休眠和唤醒 pause & resume
- 比如Docker Pause,冻结CPU,节省资源。
Python上下文管理器协议 __enter__ 和 __exit__
- 可以使用
with workspace写代码,确保善后工作。 - 比如Docker,清理临时挂载点。
from abc import ABC, abstractmethod
from pathlib import Path
from typing import Annotated, Any
from pydantic import BeforeValidator, Field
from openhands.sdk.git.models import GitChange, GitDiff
from openhands.sdk.logger import get_logger
from openhands.sdk.utils.models import DiscriminatedUnionMixin
from openhands.sdk.workspace.models import CommandResult, FileOperationResult
logger = get_logger(__name__)
def _convert_path_to_str(v: str | Path) -> str:
"""Convert Path objects to string for working_dir."""
if isinstance(v, Path):
return str(v)
return v
class BaseWorkspace(DiscriminatedUnionMixin, ABC):
"""Abstract base class for workspace implementations.
Workspaces provide a sandboxed environment where agents can execute commands,
read/write files, and perform other operations. All workspace implementations
support the context manager protocol for safe resource management.
Example:
>>> with workspace:
... result = workspace.execute_command("echo 'hello'")
... content = workspace.read_file("example.txt")
"""
working_dir: Annotated[
str,
BeforeValidator(_convert_path_to_str),
Field(
description=(
"The working directory for agent operations and tool execution. "
"Accepts both string paths and Path objects. "
"Path objects are automatically converted to strings."
)
),
]
def __enter__(self) -> "BaseWorkspace":
"""Enter the workspace context.
Returns:
Self for use in with statements
"""
return self
def __exit__(self, exc_type: Any, exc_val: Any, exc_tb: Any) -> None:
"""Exit the workspace context and cleanup resources.
Default implementation performs no cleanup. Subclasses should override
to add cleanup logic (e.g., stopping containers, closing connections).
Args:
exc_type: Exception type if an exception occurred
exc_val: Exception value if an exception occurred
exc_tb: Exception traceback if an exception occurred
"""
pass
@abstractmethod
def execute_command(
self,
command: str,
cwd: str | Path | None = None,
timeout: float = 30.0,
) -> CommandResult:
"""Execute a bash command on the system.
Args:
command: The bash command to execute
cwd: Working directory for the command (optional)

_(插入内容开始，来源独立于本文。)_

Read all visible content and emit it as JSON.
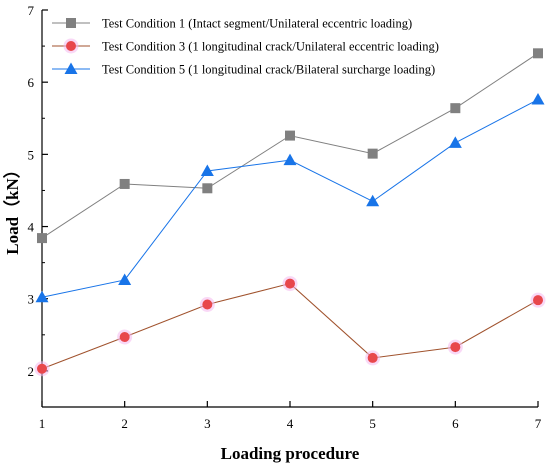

timeout: Timeout in seconds (defaults to 30.0)
Returns:
CommandResult: Result containing stdout, stderr, exit_code, and other
metadata
Raises:
Exception: If command execution fails
"""
...
@abstractmethod
def file_upload(
self,
source_path: str | Path,
destination_path: str | Path,
) -> FileOperationResult:
"""Upload a file to the system.
Args:
source_path: Path to the source file
destination_path: Path where the file should be uploaded
Returns:
FileOperationResult: Result containing success status and metadata
Raises:
Exception: If file upload fails
"""
...
@abstractmethod
def file_download(
self,
source_path: str | Path,
destination_path: str | Path,
) -> FileOperationResult:
"""Download a file from the system.
Args:
source_path: Path to the source file on the system
destination_path: Path where the file should be downloaded
Returns:
FileOperationResult: Result containing success status and metadata
Raises:
Exception: If file download fails
"""
...
@abstractmethod
def git_changes(self, path: str | Path) -> list[GitChange]:
"""Get the git changes for the repository at the path given.
Args:
path: Path to the git repository
Returns:
list[GitChange]: List of changes
Raises:
Exception: If path is not a git repository or getting changes failed
"""
@abstractmethod
def git_diff(self, path: str | Path) -> GitDiff:
"""Get the git diff for the file at the path given.
Args:
path: Path to the file
Returns:
GitDiff: Git diff
Raises:
Exception: If path is not a git repository or getting diff failed
"""
def pause(self) -> None:
"""Pause the workspace to conserve resources.
For local workspaces, this is a no-op.
For container-based workspaces, this pauses the container.
Raises:
NotImplementedError: If the workspace type does not support pausing.
"""
raise NotImplementedError(f"{type(self).__name__} does not support pause()")
def resume(self) -> None:
"""Resume a paused workspace.
For local workspaces, this is a no-op.
For container-based workspaces, this resumes the container.
Raises:
NotImplementedError: If the workspace type does not support resuming.
"""
raise NotImplementedError(f"{type(self).__name__} does not support resume()")RemoteWorkspace
代码地址
核心架构
BaseWorkspace:提供标准接口定义RemoteWorkspaceMixin:真正执行细节,如构造URL、处理HTTP负载、解析API响应等。RemoteWorkspace:调用者/接口,通过_execute方法驱动Mixin产生的generator。
三级传递
- 第一级:
SDK (代码)。- 把
ls等命令打包成HTTP Request,发送出去
- 把
- 第二级:
AgentServer (FastAPI)。接收HTTP请求,解析JSON,调用底层runtime。- 异步的,
启动命令返回command_id,然后client做状态轮询。
- 第三级:
Runtime/Sandbox(Docker)- 真正在linux容器里
执行ls命令,把结果重定向输出给Server。
- 真正在linux容器里
Client-Server Generator 机制 (execute, Start+Poll)
背景
- 执行远程操作可能非常耗时。
Client-Server
RemoteWorkspace本质是一个HTTP ClientServer:openhands-agent-server接收请求,在它远端容器里执行命令。
Start-Polling 轮询机制
- 第一步:
发送启动命令请求 - 第二步:命令没完成,
Generator要求轮询Polling State,不断询问是否完成。 - 第三步:
多次循环后,命令结束,Generator产生最终结果。
特点
- 把网络通信和业务逻辑解耦。
- 根据
对应方法,构造对应的Generator,调用执行 - 从
generator获得初始kwargs - 循环调用:
根据kwargs发起请求[httpx.client],获得response- 把
response给到[generator],生成新的kwargs - 不断重复1和2,
直到终止
def execute_command(
self,
command: str,
cwd: str | Path | None = None,
timeout: float = 30.0,
) -> CommandResult:
"""Execute a bash command on the remote system.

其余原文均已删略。